2.  Pass your examination

You will be able to pick between AHIMA and AAPC certification examinations. Whichever organization’s test you take will also provide you with professional membership. The precise test you take will be determined by the credential you seek.

·         If you enroll in a reputable program and have the necessary work experience, you will probably rock your exam. Both AHIMA and AAPC provide internet-based study facilities.

3.  Become an AHIMA Certified Coder

You can choose from one of three Certified Coding levels if you decide to seek certification and take the AHIMA exam. You must first sign up for AHIMA in order to be qualified for any of them.

·         You need to pass an exam and have a high school graduation to become a Certified Coding Assistant (CCA). Following the completion of an accredited certification program, 6 months of work experience is normally required in order to pass the test.

·         A more popular alternative is to earn a Certified Coding Specialist (CCS) designation. You normally require three years of work experience, in addition to further training in pharmacology, anatomy, physiology, and pathophysiology, to pass the exam.

·         If you wish to work in a clinic that offers a variety of services, a group practice, a specialized area, or a physician’s office, you should take the Certified Coding Specialist – Physician-based (CCS-P) exam.

4.  Obtain AAPC certification.

The main professional association for those who work in medical billing and coding is the American Academy of Professional Coders. Being an AAPC member, paying the exam cost, and passing the necessary test are requirements for certification. You will get an Apprentice Certification and the prefix “-A” after your name if you pass the exam. You will drop the ‘-A’ and become a full professional after two years of work experience in the pertinent industry.

·         A CPC is the industry standard. After two years of employment, two letters of recommendation confirming your fluency with CPT, ICD, and HCPCS codes, or confirmation of 80 hours of coding study, this will be your title.

·         CPC-H is an abbreviation for Certified Professional Coder-Hospital. This is an excellent option if you want to work in a clinic, hospital, or outpatient setting.

·         You can sit for the exam to become a Certified Professional Coder-Payer (CPC-P) if you have more understanding of insurance payment systems, including Private, Medicare, Medicaid, and self-pay by patients.

5.  Consider specializing with the AAPC

The AAPC offers more than 20 different specialization options, from pediatrics to dermatology. This enables you to have a foundational understanding of billing and coding before specializing in a field of interest. Every specialization has a unique test. The AAPC website lists all of the choices.

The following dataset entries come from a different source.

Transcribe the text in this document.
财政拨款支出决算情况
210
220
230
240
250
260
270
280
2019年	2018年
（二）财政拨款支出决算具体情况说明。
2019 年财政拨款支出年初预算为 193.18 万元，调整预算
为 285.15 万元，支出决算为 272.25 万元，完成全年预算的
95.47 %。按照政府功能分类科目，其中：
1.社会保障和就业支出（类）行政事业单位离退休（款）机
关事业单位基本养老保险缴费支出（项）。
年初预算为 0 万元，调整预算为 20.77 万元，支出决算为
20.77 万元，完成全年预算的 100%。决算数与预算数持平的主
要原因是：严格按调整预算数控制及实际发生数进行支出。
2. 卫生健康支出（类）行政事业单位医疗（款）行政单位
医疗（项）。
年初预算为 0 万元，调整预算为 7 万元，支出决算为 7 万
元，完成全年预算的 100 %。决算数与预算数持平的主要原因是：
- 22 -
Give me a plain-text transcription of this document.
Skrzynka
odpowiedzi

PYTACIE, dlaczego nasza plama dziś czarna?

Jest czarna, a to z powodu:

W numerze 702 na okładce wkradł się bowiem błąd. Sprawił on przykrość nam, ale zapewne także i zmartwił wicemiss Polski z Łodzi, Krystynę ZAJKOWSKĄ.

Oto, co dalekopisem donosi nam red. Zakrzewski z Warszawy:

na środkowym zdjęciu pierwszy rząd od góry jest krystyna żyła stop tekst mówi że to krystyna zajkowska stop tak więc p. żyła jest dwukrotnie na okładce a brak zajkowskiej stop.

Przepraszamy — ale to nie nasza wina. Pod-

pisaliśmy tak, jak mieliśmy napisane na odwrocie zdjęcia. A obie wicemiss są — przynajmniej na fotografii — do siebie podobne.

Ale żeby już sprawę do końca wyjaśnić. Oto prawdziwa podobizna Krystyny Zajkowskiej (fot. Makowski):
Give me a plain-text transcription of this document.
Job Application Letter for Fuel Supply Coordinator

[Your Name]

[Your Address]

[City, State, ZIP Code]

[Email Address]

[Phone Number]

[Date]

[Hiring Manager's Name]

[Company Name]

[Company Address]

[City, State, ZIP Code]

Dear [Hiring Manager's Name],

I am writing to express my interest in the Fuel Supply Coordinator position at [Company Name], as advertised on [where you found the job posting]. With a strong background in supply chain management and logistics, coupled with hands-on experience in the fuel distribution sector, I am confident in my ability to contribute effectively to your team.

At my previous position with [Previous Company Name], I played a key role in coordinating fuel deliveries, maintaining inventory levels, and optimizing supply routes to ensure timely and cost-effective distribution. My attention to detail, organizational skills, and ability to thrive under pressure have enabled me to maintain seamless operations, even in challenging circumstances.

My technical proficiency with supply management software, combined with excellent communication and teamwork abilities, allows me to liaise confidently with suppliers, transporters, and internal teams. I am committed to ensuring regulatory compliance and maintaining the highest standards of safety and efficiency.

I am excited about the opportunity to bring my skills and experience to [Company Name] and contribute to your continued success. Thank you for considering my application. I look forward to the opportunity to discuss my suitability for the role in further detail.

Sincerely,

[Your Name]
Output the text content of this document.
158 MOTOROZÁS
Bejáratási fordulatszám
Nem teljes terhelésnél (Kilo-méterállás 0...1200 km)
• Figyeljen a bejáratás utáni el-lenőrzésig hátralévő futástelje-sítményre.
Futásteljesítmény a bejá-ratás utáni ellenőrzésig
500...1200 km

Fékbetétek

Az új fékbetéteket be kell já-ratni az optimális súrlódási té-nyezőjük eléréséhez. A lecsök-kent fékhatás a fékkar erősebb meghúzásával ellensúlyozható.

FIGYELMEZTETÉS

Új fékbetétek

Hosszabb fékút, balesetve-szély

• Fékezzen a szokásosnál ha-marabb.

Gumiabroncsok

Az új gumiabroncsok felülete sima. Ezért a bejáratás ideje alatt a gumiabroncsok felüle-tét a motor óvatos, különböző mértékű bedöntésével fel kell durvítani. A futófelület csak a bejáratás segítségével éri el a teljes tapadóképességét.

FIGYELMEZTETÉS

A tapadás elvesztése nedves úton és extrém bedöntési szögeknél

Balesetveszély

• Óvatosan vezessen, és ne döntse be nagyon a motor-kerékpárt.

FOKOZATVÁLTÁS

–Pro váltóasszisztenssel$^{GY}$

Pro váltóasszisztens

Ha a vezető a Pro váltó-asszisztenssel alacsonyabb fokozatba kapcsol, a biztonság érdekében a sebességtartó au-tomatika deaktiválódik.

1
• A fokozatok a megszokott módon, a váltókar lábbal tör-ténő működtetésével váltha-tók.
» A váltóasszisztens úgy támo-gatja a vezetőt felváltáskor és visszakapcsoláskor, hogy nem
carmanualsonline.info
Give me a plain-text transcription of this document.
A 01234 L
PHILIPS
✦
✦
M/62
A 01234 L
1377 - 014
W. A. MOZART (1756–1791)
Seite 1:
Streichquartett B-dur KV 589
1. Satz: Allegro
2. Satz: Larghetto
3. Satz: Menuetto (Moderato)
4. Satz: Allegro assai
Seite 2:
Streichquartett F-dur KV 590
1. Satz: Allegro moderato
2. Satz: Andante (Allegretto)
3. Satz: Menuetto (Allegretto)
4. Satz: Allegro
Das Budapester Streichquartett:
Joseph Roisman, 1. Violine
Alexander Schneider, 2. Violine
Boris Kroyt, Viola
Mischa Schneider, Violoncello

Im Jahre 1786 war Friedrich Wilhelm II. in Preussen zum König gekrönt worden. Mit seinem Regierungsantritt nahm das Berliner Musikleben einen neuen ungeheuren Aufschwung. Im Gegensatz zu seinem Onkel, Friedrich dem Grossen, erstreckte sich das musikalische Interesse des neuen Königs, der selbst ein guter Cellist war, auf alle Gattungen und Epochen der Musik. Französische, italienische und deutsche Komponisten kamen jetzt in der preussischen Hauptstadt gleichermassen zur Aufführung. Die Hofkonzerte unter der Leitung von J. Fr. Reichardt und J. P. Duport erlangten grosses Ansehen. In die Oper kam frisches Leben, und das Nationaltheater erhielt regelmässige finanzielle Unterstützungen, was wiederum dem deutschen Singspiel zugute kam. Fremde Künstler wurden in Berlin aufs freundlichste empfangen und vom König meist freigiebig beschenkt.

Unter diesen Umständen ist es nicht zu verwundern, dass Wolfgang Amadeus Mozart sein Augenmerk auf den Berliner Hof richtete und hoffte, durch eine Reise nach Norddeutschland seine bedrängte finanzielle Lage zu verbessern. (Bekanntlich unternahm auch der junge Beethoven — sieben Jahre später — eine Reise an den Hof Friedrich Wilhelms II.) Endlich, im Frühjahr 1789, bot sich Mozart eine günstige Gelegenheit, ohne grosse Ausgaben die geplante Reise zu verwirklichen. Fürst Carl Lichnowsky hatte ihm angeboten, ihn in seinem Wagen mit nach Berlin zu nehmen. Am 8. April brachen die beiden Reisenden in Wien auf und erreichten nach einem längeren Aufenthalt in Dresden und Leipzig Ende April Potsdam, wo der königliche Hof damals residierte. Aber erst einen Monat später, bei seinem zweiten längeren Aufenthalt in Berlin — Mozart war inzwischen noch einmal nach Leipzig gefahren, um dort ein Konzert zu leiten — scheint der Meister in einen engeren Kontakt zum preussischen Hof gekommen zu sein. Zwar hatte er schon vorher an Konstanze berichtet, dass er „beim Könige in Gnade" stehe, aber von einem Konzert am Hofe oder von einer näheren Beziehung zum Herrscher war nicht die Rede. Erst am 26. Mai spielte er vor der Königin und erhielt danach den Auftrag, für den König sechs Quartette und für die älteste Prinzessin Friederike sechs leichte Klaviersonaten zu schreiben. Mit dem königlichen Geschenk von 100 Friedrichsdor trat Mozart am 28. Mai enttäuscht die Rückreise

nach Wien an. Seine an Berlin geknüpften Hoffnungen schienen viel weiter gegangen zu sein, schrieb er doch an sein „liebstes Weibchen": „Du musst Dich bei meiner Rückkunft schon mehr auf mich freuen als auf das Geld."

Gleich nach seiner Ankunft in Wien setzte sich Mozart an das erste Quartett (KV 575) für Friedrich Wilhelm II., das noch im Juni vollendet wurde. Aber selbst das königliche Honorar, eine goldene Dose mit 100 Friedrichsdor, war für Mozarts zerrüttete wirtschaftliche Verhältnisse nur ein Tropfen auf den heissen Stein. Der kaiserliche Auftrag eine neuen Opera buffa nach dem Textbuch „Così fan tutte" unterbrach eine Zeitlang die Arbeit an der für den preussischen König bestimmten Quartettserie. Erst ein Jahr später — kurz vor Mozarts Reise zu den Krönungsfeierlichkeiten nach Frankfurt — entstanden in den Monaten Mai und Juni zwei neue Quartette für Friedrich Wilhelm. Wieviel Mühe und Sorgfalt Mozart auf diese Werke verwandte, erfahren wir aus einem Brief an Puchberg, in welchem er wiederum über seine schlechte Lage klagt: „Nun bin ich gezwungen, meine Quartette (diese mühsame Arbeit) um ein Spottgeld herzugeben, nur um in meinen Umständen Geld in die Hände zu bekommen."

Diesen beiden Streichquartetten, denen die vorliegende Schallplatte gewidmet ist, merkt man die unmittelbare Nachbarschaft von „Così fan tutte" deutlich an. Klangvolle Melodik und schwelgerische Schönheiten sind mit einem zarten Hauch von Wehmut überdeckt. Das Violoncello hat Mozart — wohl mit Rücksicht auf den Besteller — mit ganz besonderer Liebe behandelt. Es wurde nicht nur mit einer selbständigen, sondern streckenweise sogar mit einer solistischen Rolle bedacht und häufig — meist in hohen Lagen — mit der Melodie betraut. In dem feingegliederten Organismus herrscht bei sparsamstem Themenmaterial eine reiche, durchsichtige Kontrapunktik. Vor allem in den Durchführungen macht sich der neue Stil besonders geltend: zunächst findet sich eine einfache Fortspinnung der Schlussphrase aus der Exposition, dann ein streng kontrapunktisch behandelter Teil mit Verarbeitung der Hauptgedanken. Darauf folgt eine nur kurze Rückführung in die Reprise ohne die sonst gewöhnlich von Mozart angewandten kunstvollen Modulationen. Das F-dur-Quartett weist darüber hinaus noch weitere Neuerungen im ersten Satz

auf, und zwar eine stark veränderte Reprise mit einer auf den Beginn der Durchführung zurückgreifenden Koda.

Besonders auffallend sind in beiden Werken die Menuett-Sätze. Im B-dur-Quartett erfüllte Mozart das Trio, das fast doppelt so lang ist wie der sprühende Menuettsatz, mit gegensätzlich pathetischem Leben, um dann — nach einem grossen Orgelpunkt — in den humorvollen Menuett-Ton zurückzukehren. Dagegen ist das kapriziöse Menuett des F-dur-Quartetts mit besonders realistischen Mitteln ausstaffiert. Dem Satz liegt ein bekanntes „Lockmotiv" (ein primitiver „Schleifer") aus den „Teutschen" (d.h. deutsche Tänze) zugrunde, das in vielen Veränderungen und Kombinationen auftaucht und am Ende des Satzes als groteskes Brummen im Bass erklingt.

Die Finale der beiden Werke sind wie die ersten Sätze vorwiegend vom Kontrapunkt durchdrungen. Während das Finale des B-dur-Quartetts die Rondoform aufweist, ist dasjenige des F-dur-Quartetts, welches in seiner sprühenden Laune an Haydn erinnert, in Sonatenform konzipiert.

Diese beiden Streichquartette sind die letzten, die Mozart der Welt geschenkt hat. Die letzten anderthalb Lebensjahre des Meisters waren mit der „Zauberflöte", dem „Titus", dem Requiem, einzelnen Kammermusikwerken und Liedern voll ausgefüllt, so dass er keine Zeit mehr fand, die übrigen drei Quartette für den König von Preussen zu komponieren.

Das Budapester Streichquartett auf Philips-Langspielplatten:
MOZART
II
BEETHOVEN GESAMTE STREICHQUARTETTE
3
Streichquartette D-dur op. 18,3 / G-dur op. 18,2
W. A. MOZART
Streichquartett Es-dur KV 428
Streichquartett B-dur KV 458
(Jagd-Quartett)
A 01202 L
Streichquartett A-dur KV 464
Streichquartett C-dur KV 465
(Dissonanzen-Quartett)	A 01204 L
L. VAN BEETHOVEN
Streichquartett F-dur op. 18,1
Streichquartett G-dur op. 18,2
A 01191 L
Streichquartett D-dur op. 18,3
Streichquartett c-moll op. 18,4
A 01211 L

·         One of the highest-paying specializations is Certified Interventional Radiology Cardiovascular Coder (CIRCC) work.

Method 3: Maintaining Your Certification

Method 3: Maintaining Your Certification

1.  Complete AAPC-approved education every two years

If you obtained your certification from the AAPC, your job is not finished once you pass your test. Every two years, you must finish 36 hours of continuing education (CE) in order to maintain your certification.

·         There are several options for continuing education, including workshops, seminars, and online courses. This guarantees that your knowledge is current.

2.  Complete 20 hours of AHIMA-required CE twice a year

 For people who have obtained certification through AHIMA tests, further continuing education requirements include attending training sessions, seminars, conventions, and other events. Every two years, you must complete 20 hours of CE requirements.

3.  Be aware of your other needs

Some coding certificates require you to complete self-assessment projects and continuing education hours to maintain your certification. Make sure you are aware of the requirements for maintaining the validity of your specialty, CCS, CCA, and CCS-P certificates since they may differ significantly from those for general certifications.


If you live outside the US and are interested in a medical billing and coding position, seek advice from others in your local community who have previously undergone the process.